This year marks the fifth consecutive year that the PFA has celebrated John Moriarty Football’s Indigenous Football Week. In 2020, with the theme of Indigenous Football Week firmly centred on pathways and opportunities for Indigenous Australians, spoke with David Williams about his pathway to playing professional football at the highest level in Australia, Europe and India.

Q: How would you summarise your experience as a young Indigenous footballer entering the sport at as a junior?

DW: My experience was quite a normal one; I never felt out of place. I had good friends in my team and the parents also were great. My dad was always there for me and he always guided me whenever I needed it. As a young footballer I was always exceeding expectations so maybe that helped a lot to fit in better, but I was never looked at as the ‘Aboriginal’ kid. 

Doing well at that age people did use the line “he’s got the talent from being Indigenous”, but instead of using that as an excuse or potentially a negative putdown, I used it to my advantage and followed my dreams.

Q: How did you first connect with football and why did you commence playing? What was the major motivation?

DW: I started playing as a junior in under-7s in Brisbane. My oldest brother played soccer and while I was five, six, seven years old, I would be at the games with my dad watching, but mostly playing on any free field I could, generally with other younger kids or siblings from my brother’s teammates or even the opposition team. I just wanted to run and kick the ball and score and celebrate. So then when I was of age, my Dad signed me up for the same club and I’ve never looked back.

Q: What was the specific pathway that you went through to reach the professional level?

DW: I played junior football across a few clubs on the north side of Brisbane, but as I got into my teens it became about exposure and who was watching. I loved rugby league, but my passion was football and my dad could see I had a special talent for it and didn’t want that to go to waste. 

My dad loves rugby league and played it, but he knew the right path for me to take was football. From the age of 12 you can start making Brisbane Representative sides which I made all the way up until under 16s.  The local Federation would hold trial periods and choose their squad over about a two-week period of training sessions; this was called Brisbane North Rep Team and in school holidays we would play a state-wide competition where the Queensland coach would be watching and observing and then make the state selection. 

At the state’s carnival the national u17 team coach would be there watching every game to make up the Joeys team. At that time it was Ange Postecoglou.

PFA: What enabled you to reach the elite level?

DW: My career has been a good one. It could have been much better if I had applied myself more off the field. I still got to where I am from working very hard, but at times looking back now I just relied purely on my talent.

I don’t have any regrets though as I have enjoyed my football journey and wouldn’t have the family I have today and be where I am, but I would love to help kids in the future, especially the Indigenous kids to make a future for themselves. I know how to relate with them, I know how to talk to them. 

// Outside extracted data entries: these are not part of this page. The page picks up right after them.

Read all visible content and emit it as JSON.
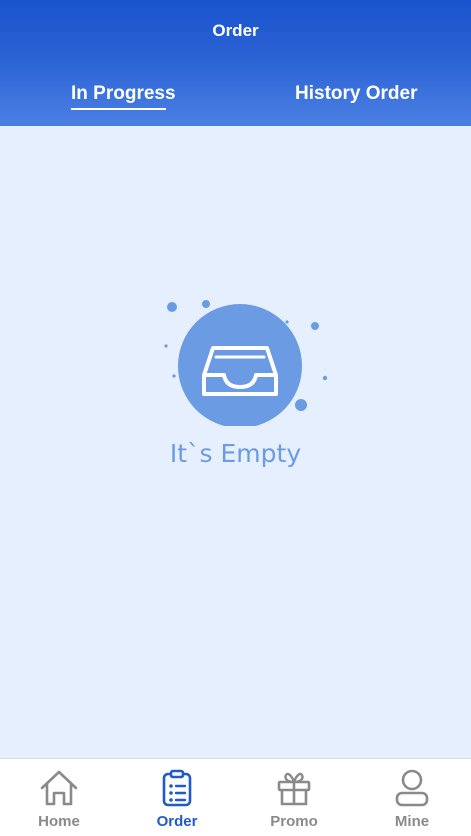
{
  "header": {
    "title": "Order",
    "tabs": [
      {
        "label": "In Progress",
        "active": true
      },
      {
        "label": "History Order",
        "active": false
      }
    ]
  },
  "empty_state": {
    "message": "It`s Empty",
    "icon": "empty-inbox-tray-icon"
  },
  "bottom_nav": {
    "items": [
      {
        "label": "Home",
        "icon": "home-icon",
        "active": false
      },
      {
        "label": "Order",
        "icon": "clipboard-list-icon",
        "active": true
      },
      {
        "label": "Promo",
        "icon": "gift-icon",
        "active": false
      },
      {
        "label": "Mine",
        "icon": "user-icon",
        "active": false
      }
    ]
  },
  "colors": {
    "header_top": "#1a54cd",
    "header_bottom": "#4b80e3",
    "background": "#e6effd",
    "accent": "#1f5bc9",
    "empty_icon": "#6b9be2",
    "inactive_nav": "#8a8a8a"
  }
}
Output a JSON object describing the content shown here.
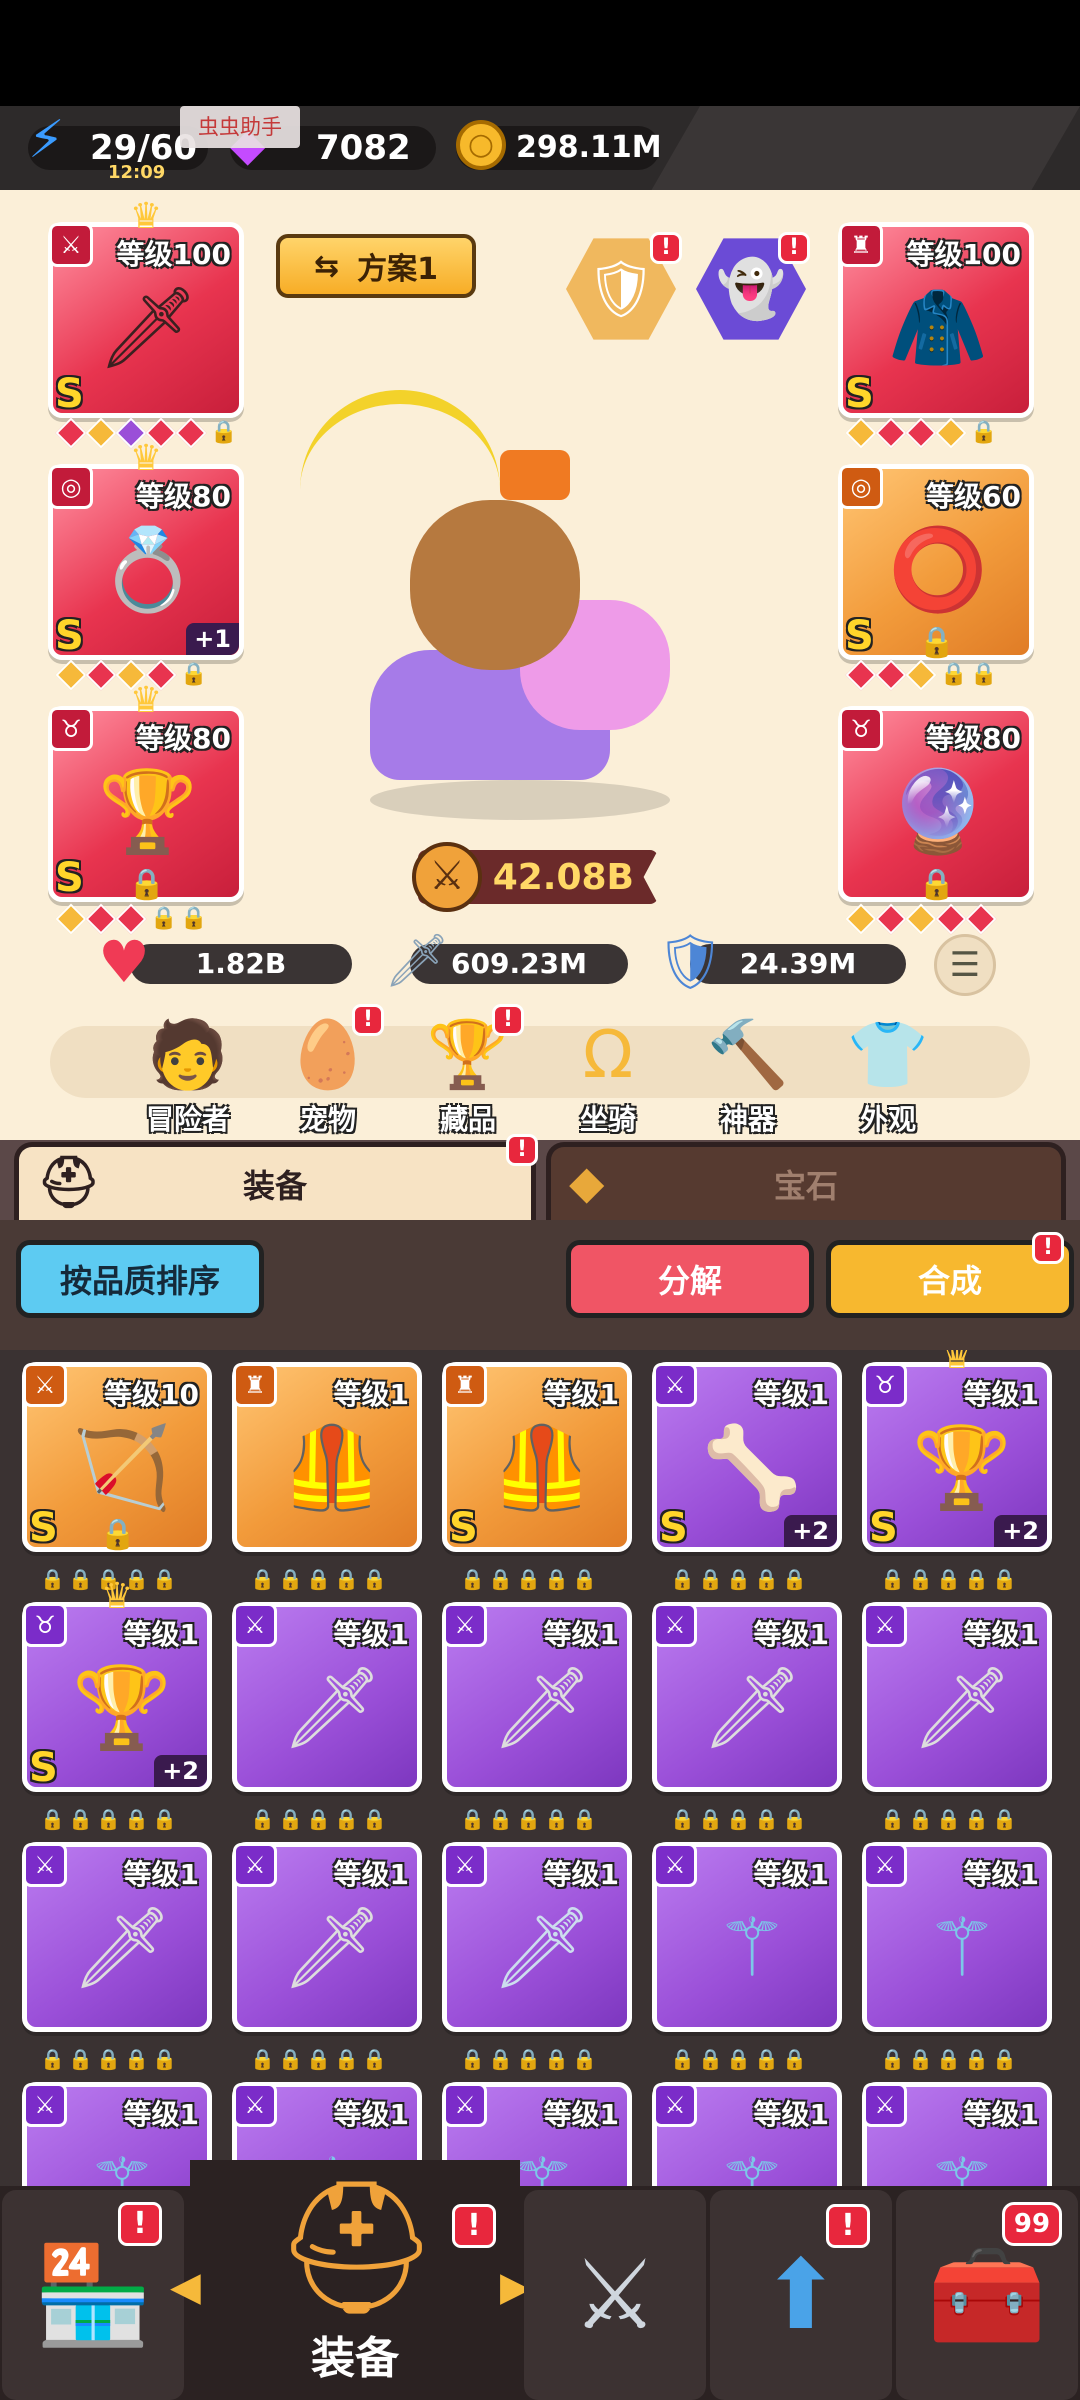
{
  "resources": {
    "energy": "29/60",
    "energy_timer": "12:09",
    "gems": "7082",
    "gold": "298.11M",
    "overlay_label": "虫虫助手"
  },
  "loadout": {
    "plan_label": "方案1",
    "power": "42.08B"
  },
  "equipped": {
    "weapon": {
      "level": "等级100",
      "grade": "S"
    },
    "ring": {
      "level": "等级80",
      "grade": "S",
      "plus": "+1"
    },
    "trophy": {
      "level": "等级80",
      "grade": "S"
    },
    "armor": {
      "level": "等级100",
      "grade": "S"
    },
    "bracelet": {
      "level": "等级60",
      "grade": "S"
    },
    "necklace": {
      "level": "等级80"
    }
  },
  "stats": {
    "hp": "1.82B",
    "attack": "609.23M",
    "defense": "24.39M"
  },
  "nav": [
    {
      "label": "冒险者",
      "icon": "adventurer-icon"
    },
    {
      "label": "宠物",
      "icon": "pet-egg-icon"
    },
    {
      "label": "藏品",
      "icon": "trophy-icon"
    },
    {
      "label": "坐骑",
      "icon": "horseshoe-icon"
    },
    {
      "label": "神器",
      "icon": "hammer-icon"
    },
    {
      "label": "外观",
      "icon": "outfit-icon"
    }
  ],
  "tabs": {
    "equip": "装备",
    "gem": "宝石"
  },
  "actions": {
    "sort": "按品质排序",
    "decompose": "分解",
    "combine": "合成"
  },
  "inventory": {
    "row1": [
      {
        "level": "等级10",
        "grade": "S"
      },
      {
        "level": "等级1"
      },
      {
        "level": "等级1",
        "grade": "S"
      },
      {
        "level": "等级1",
        "grade": "S",
        "plus": "+2"
      },
      {
        "level": "等级1",
        "grade": "S",
        "plus": "+2"
      }
    ],
    "row2": [
      {
        "level": "等级1",
        "grade": "S",
        "plus": "+2"
      },
      {
        "level": "等级1"
      },
      {
        "level": "等级1"
      },
      {
        "level": "等级1"
      },
      {
        "level": "等级1"
      }
    ],
    "row3": [
      {
        "level": "等级1"
      },
      {
        "level": "等级1"
      },
      {
        "level": "等级1"
      },
      {
        "level": "等级1"
      },
      {
        "level": "等级1"
      }
    ],
    "row4": [
      {
        "level": "等级1"
      },
      {
        "level": "等级1"
      },
      {
        "level": "等级1"
      },
      {
        "level": "等级1"
      },
      {
        "level": "等级1"
      }
    ]
  },
  "bottom_nav": {
    "active_label": "装备",
    "chest_count": "99"
  },
  "colors": {
    "red_slot": "#e8344f",
    "purple_slot": "#9a4fd8",
    "orange_slot": "#f29b3b",
    "gold": "#ffd52a"
  }
}
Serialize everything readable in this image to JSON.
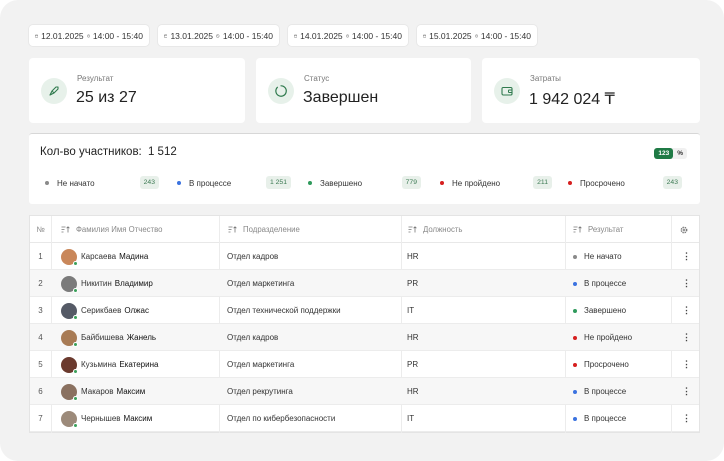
{
  "dates": [
    {
      "date": "12.01.2025",
      "time": "14:00 - 15:40"
    },
    {
      "date": "13.01.2025",
      "time": "14:00 - 15:40"
    },
    {
      "date": "14.01.2025",
      "time": "14:00 - 15:40"
    },
    {
      "date": "15.01.2025",
      "time": "14:00 - 15:40"
    }
  ],
  "cards": {
    "result": {
      "label": "Результат",
      "value": "25 из 27",
      "icon": "rocket-icon"
    },
    "status": {
      "label": "Статус",
      "value": "Завершен",
      "icon": "progress-circle-icon"
    },
    "cost": {
      "label": "Затраты",
      "value": "1 942 024 ₸",
      "icon": "wallet-icon"
    }
  },
  "participants": {
    "title": "Кол-во участников:",
    "total": "1 512",
    "toggle_count": "123",
    "toggle_percent": "%",
    "stats": [
      {
        "label": "Не начато",
        "count": "243",
        "color": "#8a8a8a"
      },
      {
        "label": "В процессе",
        "count": "1 251",
        "color": "#3b73e0"
      },
      {
        "label": "Завершено",
        "count": "779",
        "color": "#2f9a5c"
      },
      {
        "label": "Не пройдено",
        "count": "211",
        "color": "#d61f1f"
      },
      {
        "label": "Просрочено",
        "count": "243",
        "color": "#d61f1f"
      }
    ]
  },
  "table": {
    "headers": {
      "num": "№",
      "name": "Фамилия Имя Отчество",
      "dept": "Подразделение",
      "position": "Должность",
      "result": "Результат"
    },
    "rows": [
      {
        "num": "1",
        "last": "Карсаева",
        "first": "Мадина",
        "dept": "Отдел кадров",
        "position": "HR",
        "result": "Не начато",
        "result_color": "#8a8a8a",
        "avatar_color": "#c9875a"
      },
      {
        "num": "2",
        "last": "Никитин",
        "first": "Владимир",
        "dept": "Отдел маркетинга",
        "position": "PR",
        "result": "В процессе",
        "result_color": "#3b73e0",
        "avatar_color": "#7b7b7b"
      },
      {
        "num": "3",
        "last": "Серикбаев",
        "first": "Олжас",
        "dept": "Отдел технической поддержки",
        "position": "IT",
        "result": "Завершено",
        "result_color": "#2f9a5c",
        "avatar_color": "#555a66"
      },
      {
        "num": "4",
        "last": "Байбишева",
        "first": "Жанель",
        "dept": "Отдел кадров",
        "position": "HR",
        "result": "Не пройдено",
        "result_color": "#d61f1f",
        "avatar_color": "#a87b55"
      },
      {
        "num": "5",
        "last": "Кузьмина",
        "first": "Екатерина",
        "dept": "Отдел маркетинга",
        "position": "PR",
        "result": "Просрочено",
        "result_color": "#d61f1f",
        "avatar_color": "#6b3a2e"
      },
      {
        "num": "6",
        "last": "Макаров",
        "first": "Максим",
        "dept": "Отдел рекрутинга",
        "position": "HR",
        "result": "В процессе",
        "result_color": "#3b73e0",
        "avatar_color": "#8a7160"
      },
      {
        "num": "7",
        "last": "Чернышев",
        "first": "Максим",
        "dept": "Отдел по кибербезопасности",
        "position": "IT",
        "result": "В процессе",
        "result_color": "#3b73e0",
        "avatar_color": "#9c8a7a"
      }
    ]
  },
  "colors": {
    "accent": "#1f7a45",
    "icon_bg": "#e7f1ea",
    "badge_bg": "#e8f0ea"
  }
}
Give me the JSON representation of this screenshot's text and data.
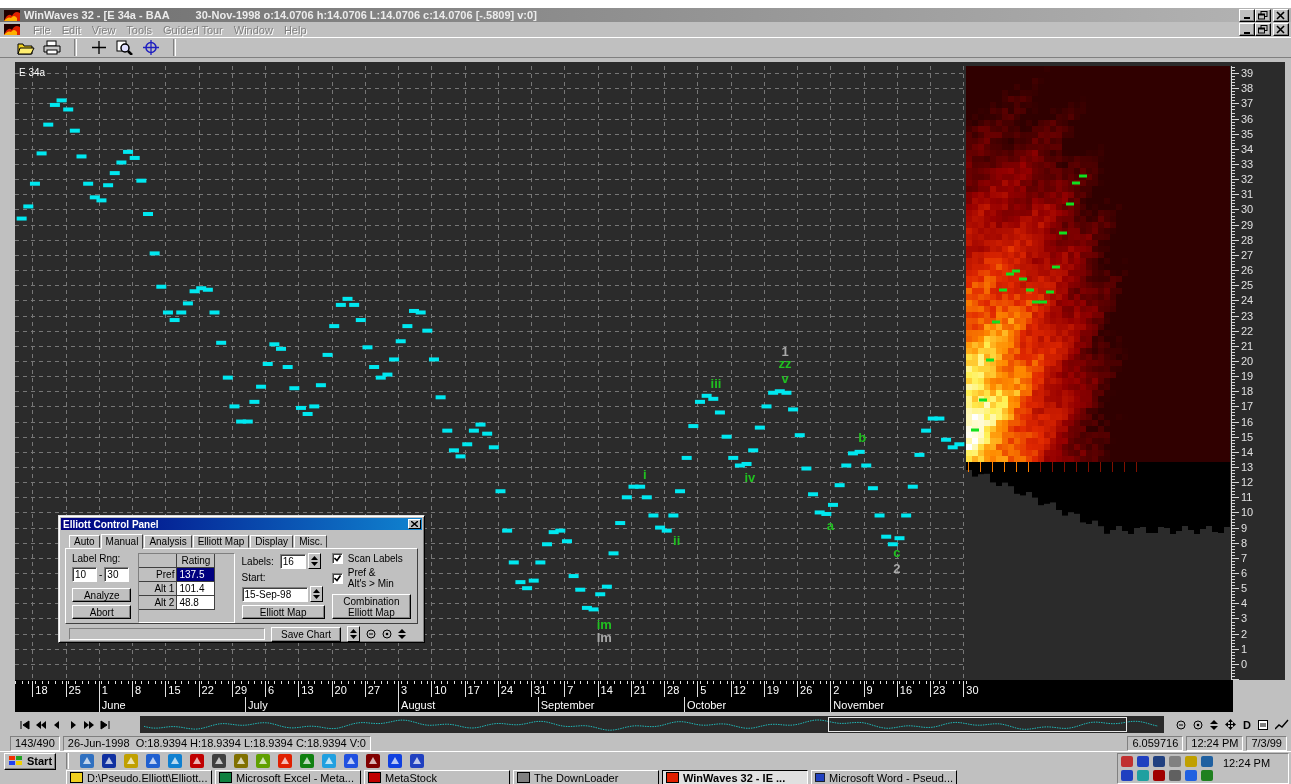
{
  "window": {
    "title": "WinWaves 32 - [E 34a - BAA",
    "title_info": "30-Nov-1998 o:14.0706 h:14.0706 L:14.0706 c:14.0706 [-.5809] v:0]"
  },
  "menu": [
    {
      "label": "File",
      "disabled": true
    },
    {
      "label": "Edit",
      "disabled": true
    },
    {
      "label": "View",
      "disabled": true
    },
    {
      "label": "Tools",
      "disabled": true
    },
    {
      "label": "Guided Tour",
      "disabled": true
    },
    {
      "label": "Window",
      "disabled": true
    },
    {
      "label": "Help",
      "disabled": true
    }
  ],
  "chart": {
    "title": "E 34a",
    "y_axis_labels": [
      "39",
      "38",
      "37",
      "36",
      "35",
      "34",
      "33",
      "32",
      "31",
      "30",
      "29",
      "28",
      "27",
      "26",
      "25",
      "24",
      "23",
      "22",
      "21",
      "20",
      "19",
      "18",
      "17",
      "16",
      "15",
      "14",
      "13",
      "12",
      "11",
      "10",
      "9",
      "8",
      "7",
      "6",
      "5",
      "4",
      "3",
      "2",
      "1",
      "0"
    ],
    "wave_labels": [
      {
        "text": "i",
        "color": "#20c020"
      },
      {
        "text": "ii",
        "color": "#20c020"
      },
      {
        "text": "iii",
        "color": "#20c020"
      },
      {
        "text": "iv",
        "color": "#20c020"
      },
      {
        "text": "1",
        "color": "#a8a8a8"
      },
      {
        "text": "zz",
        "color": "#20c020"
      },
      {
        "text": "v",
        "color": "#20c020"
      },
      {
        "text": "a",
        "color": "#20c020"
      },
      {
        "text": "b",
        "color": "#20c020"
      },
      {
        "text": "c",
        "color": "#20c020"
      },
      {
        "text": "2",
        "color": "#a8a8a8"
      },
      {
        "text": "im",
        "color": "#20c020"
      },
      {
        "text": "Im",
        "color": "#a8a8a8"
      }
    ],
    "date_labels": [
      "18",
      "25",
      "1",
      "8",
      "15",
      "22",
      "29",
      "6",
      "13",
      "20",
      "27",
      "3",
      "10",
      "17",
      "24",
      "31",
      "7",
      "14",
      "21",
      "28",
      "5",
      "12",
      "19",
      "26",
      "2",
      "9",
      "16",
      "23",
      "30"
    ],
    "months": [
      {
        "label": "June"
      },
      {
        "label": "July"
      },
      {
        "label": "August"
      },
      {
        "label": "September"
      },
      {
        "label": "October"
      },
      {
        "label": "November"
      }
    ]
  },
  "control_panel": {
    "title": "Elliott Control Panel",
    "tabs": [
      {
        "label": "Auto",
        "selected": false
      },
      {
        "label": "Manual",
        "selected": true
      },
      {
        "label": "Analysis",
        "selected": false
      },
      {
        "label": "Elliott Map",
        "selected": false
      },
      {
        "label": "Display",
        "selected": false
      },
      {
        "label": "Misc.",
        "selected": false
      }
    ],
    "label_range": {
      "label": "Label Rng:",
      "from": "10",
      "separator": "-",
      "to": "30"
    },
    "analyze_button": "Analyze",
    "abort_button": "Abort",
    "ratings": {
      "header": "Rating",
      "rows": [
        {
          "name": "Pref",
          "value": "137.5",
          "selected": true
        },
        {
          "name": "Alt 1",
          "value": "101.4",
          "selected": false
        },
        {
          "name": "Alt 2",
          "value": "48.8",
          "selected": false
        }
      ]
    },
    "labels_field": {
      "label": "Labels:",
      "value": "16"
    },
    "start_field": {
      "label": "Start:",
      "value": "15-Sep-98"
    },
    "elliott_map_button": "Elliott Map",
    "checkboxes": [
      {
        "label": "Scan Labels",
        "checked": true
      },
      {
        "label": "Pref &\nAlt's > Min",
        "checked": true
      }
    ],
    "combination_button": "Combination Elliott Map",
    "progress": {
      "level": 0
    },
    "save_chart_button": "Save Chart"
  },
  "navigator": {
    "tool_letter": "D"
  },
  "status_bar": {
    "record": "143/490",
    "quote": "26-Jun-1998  O:18.9394 H:18.9394 L:18.9394 C:18.9394 V:0",
    "value": "6.059716",
    "time": "12:24 PM",
    "date": "7/3/99"
  },
  "taskbar": {
    "start": "Start",
    "tasks": [
      {
        "label": "D:\\Pseudo.Elliott\\Elliott...",
        "selected": false
      },
      {
        "label": "Microsoft Excel - Meta...",
        "selected": false
      },
      {
        "label": "MetaStock",
        "selected": false
      },
      {
        "label": "The DownLoader",
        "selected": false
      },
      {
        "label": "WinWaves 32 - IE ...",
        "selected": true
      },
      {
        "label": "Microsoft Word - Pseud...",
        "selected": false
      }
    ],
    "clock": "12:24 PM"
  }
}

The hardest thing for anyone who wants to excel at anything is sacrifice; you can be an average player but work hard, sacrifice many things and still make it as a pro. I believe you create your own luck with all the effort and belief you put in for yourself. In my opinion the hardest thing for an up-and-coming Indigenous athlete is sacrifice and getting out of their comfort zone. 

To leave their family and friends and their home is the hardest thing. To leave all that and go into structure and discipline is hard. 

There are so many talented Aboriginal kids out there who have all the right attributes, but the majority don’t know it. They need to be in an environment where they can be guided and mentored and trained to become the best version of themselves. And when they can do that, then the possibilities are endless.

PFA: In your experience, what do you see as the major barriers for Indigenous players to participate in football, particularly in more remote areas?

DW:  Access to good facilities, pitches, equipment and coaches. I know with JMF they are doing a tremendous job in being present out in the remote areas and also in major cites.  But also the idea of the young kids leaving their homes to start a new life in a big city without having people who are very close them being around [can be a barrier]. Trust can be a big barrier as well. 

PFA: What does Australian football need to do to ensure there are better pathways for Indigenous players?

DW: I think scouting first in smaller remote towns and cities; for example in Townsville, Cairns, Darwin, Alice Springs and Toowoomba. I personally think providing scholarships to those with talent, promise and desire to become a professional footballer and also a squad position in each A-League youth team to integrate into the professional way of developing as a footballer at an A-League club. That’s easier said than done but there can be ways to do it that are both beneficial to the clubs but mostly to the Indigenous player. 

PFA: Do you think there would be a larger number of Indigenous players competing in the A-League and playing for the Socceroos if there were more defined pathways for Indigenous players?

DW: Definitely; 100 per cent. Over the past 10 years in the A-League, every Indigenous player who has played in the competition has played for Australia at some level. So imagine if there were higher participation numbers.  It would be nice to eventually see an Indigenous All Stars team as well. At this rate that will never happen, so something needs to change, and I would like to be involved. 

PFA: What does Indigenous Football Week mean to you?

DW: It means that there is recognition and others can see what pride it gives us to be Aboriginal, especially the kids who don’t normally get a chance to participate in the sport. After raising this awareness, hopefully it gives them a buzz about it and they will get involved in the future.